An Oregon company called NuScale is developing the first small-scale, modular nuclear power technology that is about the size of a railcar. In fact, the National Lab in Idaho is in discussions with a community in Utah to use this technology to transition away from coal and toward cleaner energy sources like nuclear.

One key issue we must address to realize nuclear power’s full potential is how to handle the waste produced from nuclear power generation. In the last Congress, the House overwhelmingly passed legislation we developed in the Energy and Commerce Committee to ensure nuclear waste will have a permanent storage location in Yucca Mountain, deep in the Nevada desert.

I’m going to continue my work to get this legislation across the finish line in this new Congress and am hopeful that we will have bipartisan support in this effort once again.

The innovation we are seeing with hydropower, battery storage, and nuclear power is something that we should encourage right here in America.

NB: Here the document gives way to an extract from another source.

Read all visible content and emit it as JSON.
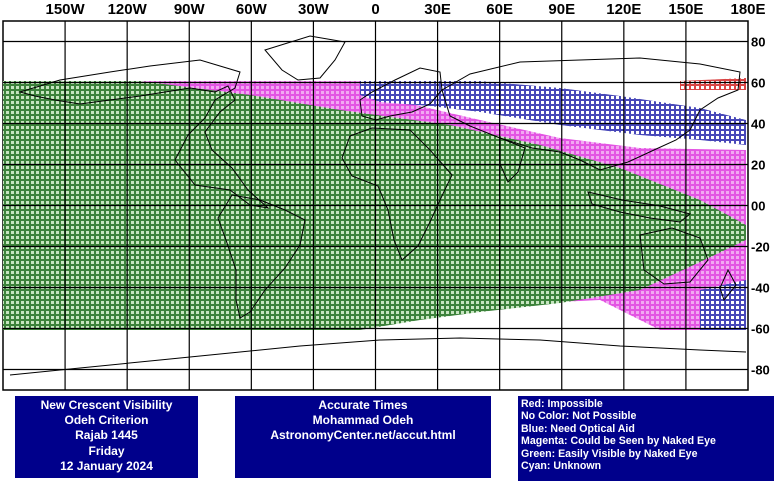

We know that the worldwide energy demand is set to grow by about 27 percent by 2040, so we should act now to power up American energy innovation to help reduce global emissions in the coming years.

There is broad bipartisan agreement that prudent, practical steps should be taken to address current and future climate risks. I am committed to solutions that prioritize innovation, adaptation, and conservation.

I am concerned about proposals like the Green New Deal that are based on taxation and regulation, which will ultimately lead to economic stagnation.

The Energy and Commerce Committee is at the center of this national debate and I value the counsel of your organization as we work together to strengthen America’s economy, protect our environment, and modernize the way we power our communities.

Thank you again for the tremendous honor of this award and for allowing me to share a few words with you all today.